Given that long-term forecasts may be influenced by unforeseen structural changes (such as dramatic shifts in global dietary policies or major breakthroughs in food technology), we implemented the following procedures to enhance the robustness of our results. First, the rationale is based on historical trends; our projections are strictly grounded in the observed, relatively stable trajectory of disease burden change over the past 32 years (1990–2021). Model diagnostics confirmed the absence of significant structural breaks in the historical data that would invalidate the model. Second, we conducted sensitivity analyses to assess the influence of model choice and the time window used. Specifically, we performed supplementary analyses including: (a) modeling with an alternative time window by refitting the ARIMA model using the most recent 15 years of data (2007–2021) and projecting to 2050 to examine if recent trends alter the long-term projection direction; and (b) comparison with a simple extrapolation method by contrasting the ARIMA model projections with those from the Holt-Winters exponential smoothing method, a non-parametric approach that captures trend and seasonality. The relative difference between the point estimates for 2050 from the two methods was less than 10%, and the direction of the trends was completely consistent. This demonstrates that our core predictive conclusions (e.g., the upward or downward trend in disease burden) are robust under different modeling assumptions.

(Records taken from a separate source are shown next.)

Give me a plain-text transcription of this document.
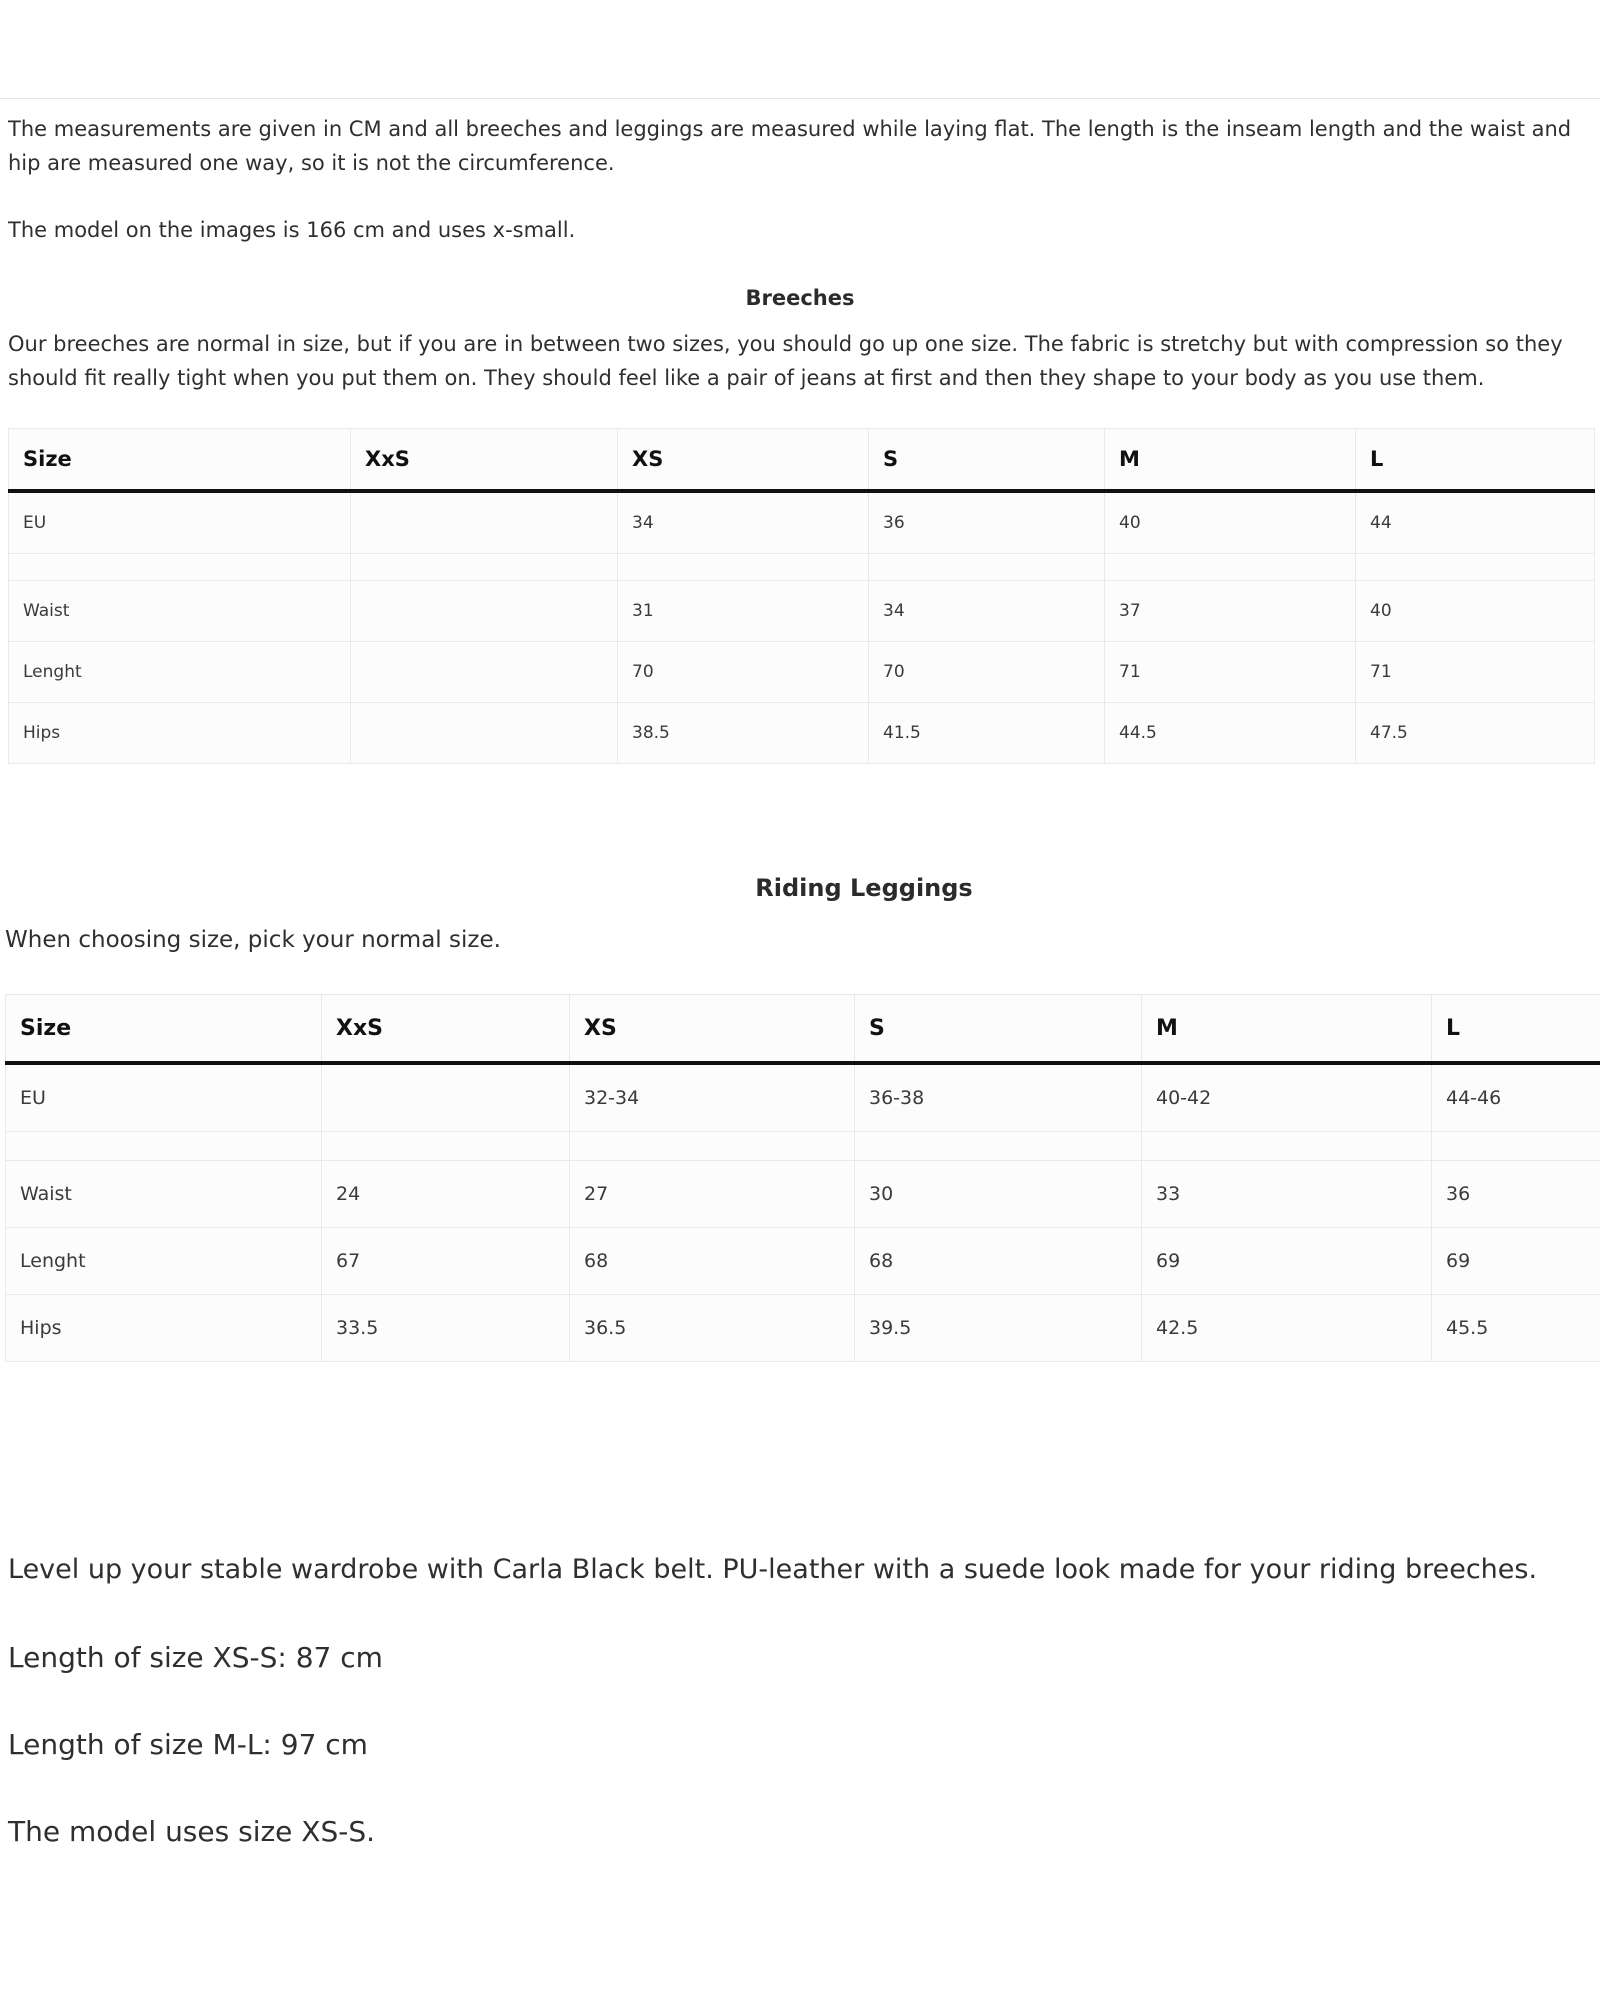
The measurements are given in CM and all breeches and leggings are measured while laying flat. The length is the inseam length and the waist and

hip are measured one way, so it is not the circumference.

The model on the images is 166 cm and uses x-small.

Breeches

Our breeches are normal in size, but if you are in between two sizes, you should go up one size. The fabric is stretchy but with compression so they

should fit really tight when you put them on. They should feel like a pair of jeans at first and then they shape to your body as you use them.

Size	XxS	XS	S	M	L
EU		34	36	40	44

Waist		31	34	37	40
Lenght		70	70	71	71
Hips		38.5	41.5	44.5	47.5
Riding Leggings

When choosing size, pick your normal size.

Size	XxS	XS	S	M	L
EU		32-34	36-38	40-42	44-46

Waist	24	27	30	33	36
Lenght	67	68	68	69	69
Hips	33.5	36.5	39.5	42.5	45.5

Level up your stable wardrobe with Carla Black belt. PU-leather with a suede look made for your riding breeches.

Length of size XS-S: 87 cm

Length of size M-L: 97 cm

The model uses size XS-S.
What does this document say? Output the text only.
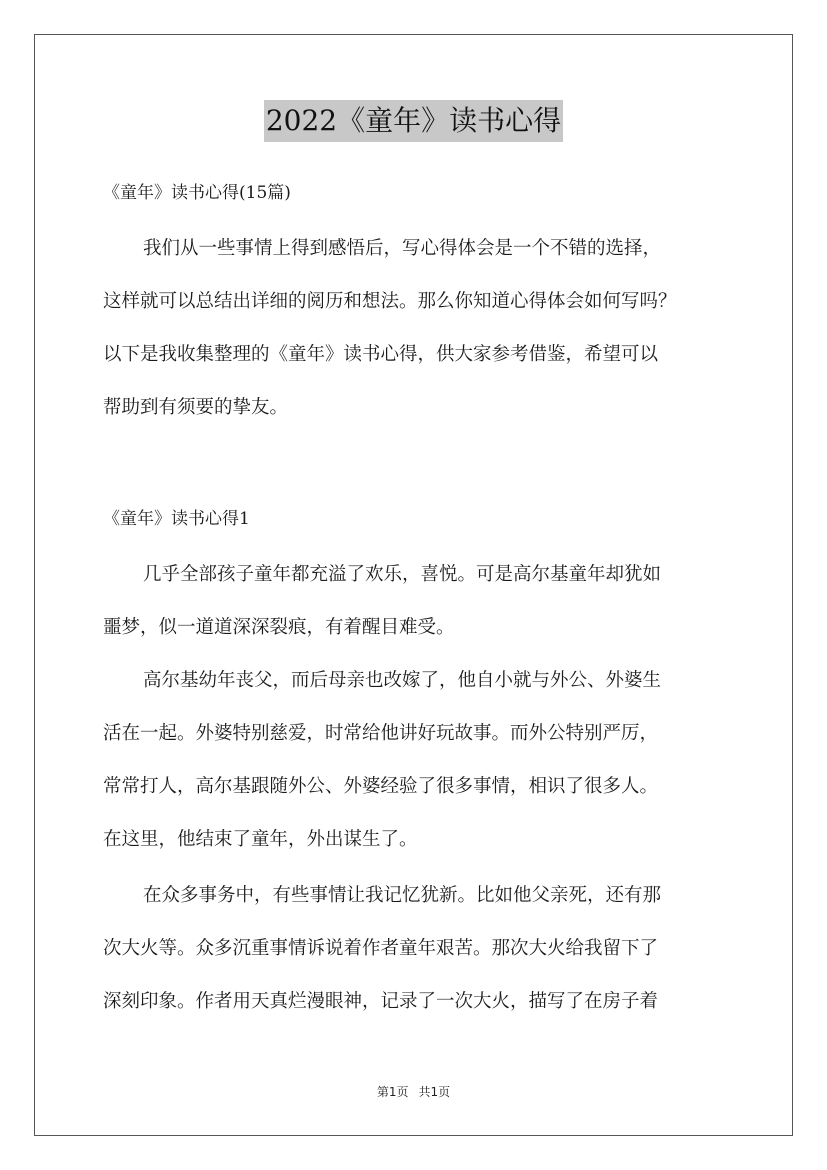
2022《童年》读书心得
《童年》读书心得(15篇)
我们从一些事情上得到感悟后，写心得体会是一个不错的选择，
这样就可以总结出详细的阅历和想法。那么你知道心得体会如何写吗？
以下是我收集整理的《童年》读书心得，供大家参考借鉴，希望可以
帮助到有须要的挚友。
《童年》读书心得1
几乎全部孩子童年都充溢了欢乐，喜悦。可是高尔基童年却犹如
噩梦，似一道道深深裂痕，有着醒目难受。
高尔基幼年丧父，而后母亲也改嫁了，他自小就与外公、外婆生
活在一起。外婆特别慈爱，时常给他讲好玩故事。而外公特别严厉，
常常打人，高尔基跟随外公、外婆经验了很多事情，相识了很多人。
在这里，他结束了童年，外出谋生了。
在众多事务中，有些事情让我记忆犹新。比如他父亲死，还有那
次大火等。众多沉重事情诉说着作者童年艰苦。那次大火给我留下了
深刻印象。作者用天真烂漫眼神，记录了一次大火，描写了在房子着
第1页 共1页
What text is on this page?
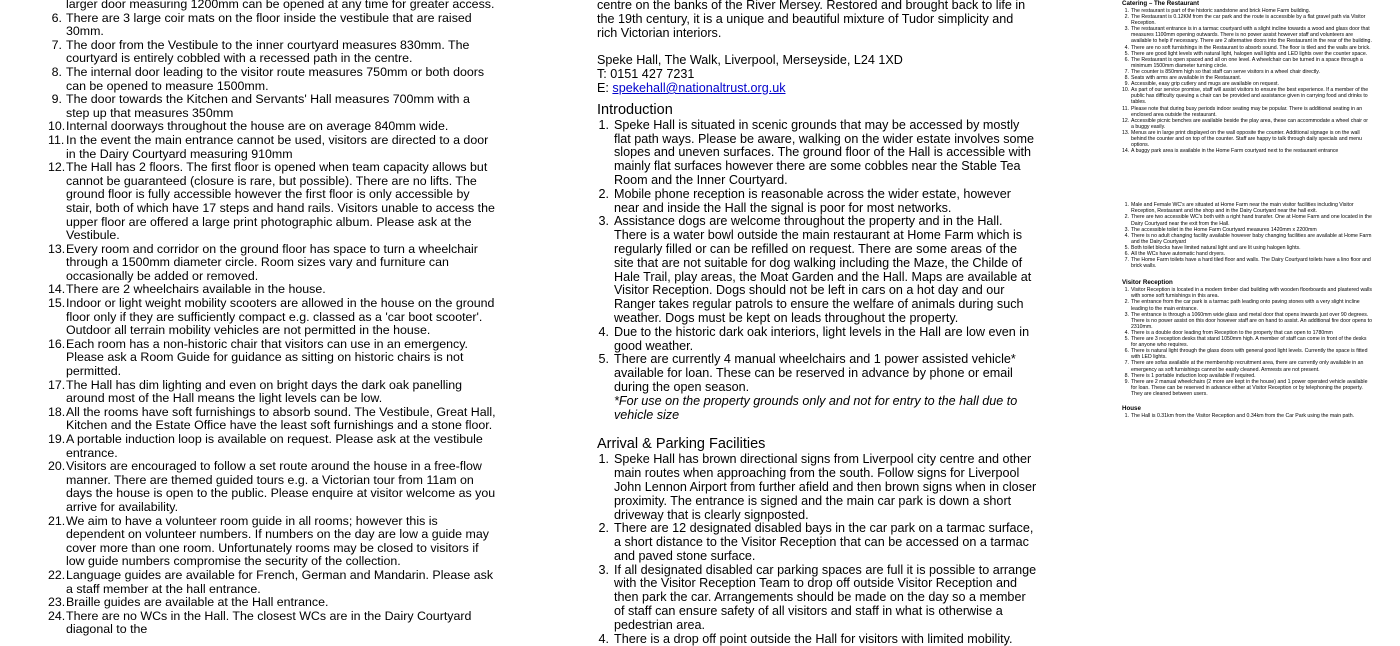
larger door measuring 1200mm can be opened at any time for greater access.

6. There are 3 large coir mats on the floor inside the vestibule that are raised 30mm.
7. The door from the Vestibule to the inner courtyard measures 830mm. The courtyard is entirely cobbled with a recessed path in the centre.
8. The internal door leading to the visitor route measures 750mm or both doors can be opened to measure 1500mm.
9. The door towards the Kitchen and Servants' Hall measures 700mm with a step up that measures 350mm
10. Internal doorways throughout the house are on average 840mm wide.
11. In the event the main entrance cannot be used, visitors are directed to a door in the Dairy Courtyard measuring 910mm
12. The Hall has 2 floors. The first floor is opened when team capacity allows but cannot be guaranteed (closure is rare, but possible). There are no lifts. The ground floor is fully accessible however the first floor is only accessible by stair, both of which have 17 steps and hand rails. Visitors unable to access the upper floor are offered a large print photographic album. Please ask at the Vestibule.
13. Every room and corridor on the ground floor has space to turn a wheelchair through a 1500mm diameter circle. Room sizes vary and furniture can occasionally be added or removed.
14. There are 2 wheelchairs available in the house.
15. Indoor or light weight mobility scooters are allowed in the house on the ground floor only if they are sufficiently compact e.g. classed as a 'car boot scooter'. Outdoor all terrain mobility vehicles are not permitted in the house.
16. Each room has a non-historic chair that visitors can use in an emergency. Please ask a Room Guide for guidance as sitting on historic chairs is not permitted.
17. The Hall has dim lighting and even on bright days the dark oak panelling around most of the Hall means the light levels can be low.
18. All the rooms have soft furnishings to absorb sound. The Vestibule, Great Hall, Kitchen and the Estate Office have the least soft furnishings and a stone floor.
19. A portable induction loop is available on request. Please ask at the vestibule entrance.
20. Visitors are encouraged to follow a set route around the house in a free-flow manner. There are themed guided tours e.g. a Victorian tour from 11am on days the house is open to the public. Please enquire at visitor welcome as you arrive for availability.
21. We aim to have a volunteer room guide in all rooms; however this is dependent on volunteer numbers. If numbers on the day are low a guide may cover more than one room. Unfortunately rooms may be closed to visitors if low guide numbers compromise the security of the collection.
22. Language guides are available for French, German and Mandarin. Please ask a staff member at the hall entrance.
23. Braille guides are available at the Hall entrance.
24. There are no WCs in the Hall. The closest WCs are in the Dairy Courtyard diagonal to the

centre on the banks of the River Mersey. Restored and brought back to life in the 19th century, it is a unique and beautiful mixture of Tudor simplicity and rich Victorian interiors.

Speke Hall, The Walk, Liverpool, Merseyside, L24 1XD

T: 0151 427 7231

E: spekehall@nationaltrust.org.uk

Introduction

1. Speke Hall is situated in scenic grounds that may be accessed by mostly flat path ways. Please be aware, walking on the wider estate involves some slopes and uneven surfaces. The ground floor of the Hall is accessible with mainly flat surfaces however there are some cobbles near the Stable Tea Room and the Inner Courtyard.
2. Mobile phone reception is reasonable across the wider estate, however near and inside the Hall the signal is poor for most networks.
3. Assistance dogs are welcome throughout the property and in the Hall. There is a water bowl outside the main restaurant at Home Farm which is regularly filled or can be refilled on request. There are some areas of the site that are not suitable for dog walking including the Maze, the Childe of Hale Trail, play areas, the Moat Garden and the Hall. Maps are available at Visitor Reception. Dogs should not be left in cars on a hot day and our Ranger takes regular patrols to ensure the welfare of animals during such weather. Dogs must be kept on leads throughout the property.
4. Due to the historic dark oak interiors, light levels in the Hall are low even in good weather.
5. There are currently 4 manual wheelchairs and 1 power assisted vehicle* available for loan. These can be reserved in advance by phone or email during the open season.

*For use on the property grounds only and not for entry to the hall due to vehicle size

Arrival & Parking Facilities

1. Speke Hall has brown directional signs from Liverpool city centre and other main routes when approaching from the south. Follow signs for Liverpool John Lennon Airport from further afield and then brown signs when in closer proximity. The entrance is signed and the main car park is down a short driveway that is clearly signposted.
2. There are 12 designated disabled bays in the car park on a tarmac surface, a short distance to the Visitor Reception that can be accessed on a tarmac and paved stone surface.
3. If all designated disabled car parking spaces are full it is possible to arrange with the Visitor Reception Team to drop off outside Visitor Reception and then park the car. Arrangements should be made on the day so a member of staff can ensure safety of all visitors and staff in what is otherwise a pedestrian area.
4. There is a drop off point outside the Hall for visitors with limited mobility.

Catering – The Restaurant

1. The restaurant is part of the historic sandstone and brick Home Farm building.
2. The Restaurant is 0.12KM from the car park and the route is accessible by a flat gravel path via Visitor Reception.
3. The restaurant entrance is in a tarmac courtyard with a slight incline towards a wood and glass door that measures 1100mm opening outwards. There is no power assist however staff and volunteers are available to help if necessary. There are 2 alternative doors into the Restaurant in the rear of the building.
4. There are no soft furnishings in the Restaurant to absorb sound. The floor is tiled and the walls are brick.
5. There are good light levels with natural light, halogen wall lights and LED lights over the counter space.
6. The Restaurant is open spaced and all on one level. A wheelchair can be turned in a space through a minimum 1500mm diameter turning circle.
7. The counter is 850mm high so that staff can serve visitors in a wheel chair directly.
8. Seats with arms are available in the Restaurant.
9. Accessible, easy grip cutlery and mugs are available on request.
10. As part of our service promise, staff will assist visitors to ensure the best experience. If a member of the public has difficulty queuing a chair can be provided and assistance given in carrying food and drinks to tables.
11. Please note that during busy periods indoor seating may be popular. There is additional seating in an enclosed area outside the restaurant.
12. Accessible picnic benches are available beside the play area, these can accommodate a wheel chair or a buggy easily.
13. Menus are in large print displayed on the wall opposite the counter. Additional signage is on the wall behind the counter and on top of the counter. Staff are happy to talk through daily specials and menu options.
14. A buggy park area is available in the Home Farm courtyard next to the restaurant entrance
1. Male and Female WC's are situated at Home Farm near the main visitor facilities including Visitor Reception, Restaurant and the shop and in the Dairy Courtyard near the hall exit.
2. There are two accessible WC's both with a right hand transfer. One at Home Farm and one located in the Dairy Courtyard near the exit from the Hall.
3. The accessible toilet in the Home Farm Courtyard measures 1420mm x 2200mm
4. There is no adult changing facility available however baby changing facilities are available at Home Farm and the Dairy Courtyard
5. Both toilet blocks have limited natural light and are lit using halogen lights.
6. All the WCs have automatic hand dryers.
7. The Home Farm toilets have a hard tiled floor and walls. The Dairy Courtyard toilets have a lino floor and brick walls.

Visitor Reception

1. Visitor Reception is located in a modern timber clad building with wooden floorboards and plastered walls with some soft furnishings in this area.
2. The entrance from the car park is a tarmac path leading onto paving stones with a very slight incline leading to the main entrance.
3. The entrance is through a 1060mm wide glass and metal door that opens inwards just over 90 degrees. There is no power assist on this door however staff are on hand to assist. An additional fire door opens to 2310mm.
4. There is a double door leading from Reception to the property that can open to 1780mm
5. There are 3 reception desks that stand 1050mm high. A member of staff can come in front of the desks for anyone who requires.
6. There is natural light through the glass doors with general good light levels. Currently the space is fitted with LED lights.
7. There are sofas available at the membership recruitment area, there are currently only available in an emergency as soft furnishings cannot be easily cleaned. Armrests are not present.
8. There is 1 portable induction loop available if required.
9. There are 2 manual wheelchairs (2 more are kept in the house) and 1 power operated vehicle available for loan. These can be reserved in advance either at Visitor Reception or by telephoning the property. They are cleaned between users.

House

1. The Hall is 0.31km from the Visitor Reception and 0.34km from the Car Park using the main path.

Based on this analysis, we conclude that, assuming no fundamental reversal in current risk factor exposure trends and disease patterns, projections to 2050 can provide a valuable reference for medium- to long-term public health planning.
Over the 1990–2021 period, the global burden of CKD attributable to diet low in whole grains demonstrated a persistent upward trajectory, with pronounced impacts observed in middle SDI regions, males, and older adults. Notably, low SDI regions bore disproportionately high ASMR and ASDR, whereas high SDI regions exhibited the most rapid increase rates. These findings underscore an urgent need to implement targeted CKD prevention strategies and health education initiatives for high-risk populations to enhance public understanding and intake of whole grains. Concurrently, intensified screening and interventions in these demographics are imperative to mitigate rising CKD mortality risks associated with insufficient whole grain consumption. We recommend three synergistic approaches: agricultural policies promoting whole-grain accessibility in food-insecure regions; clinical protocols incorporating dietary metrics into renal risk assessment; and culturally adapted consumer education targeting high-risk populations. Implementing such multifaceted strategies offers substantial potential to mitigate this growing threat to global renal health.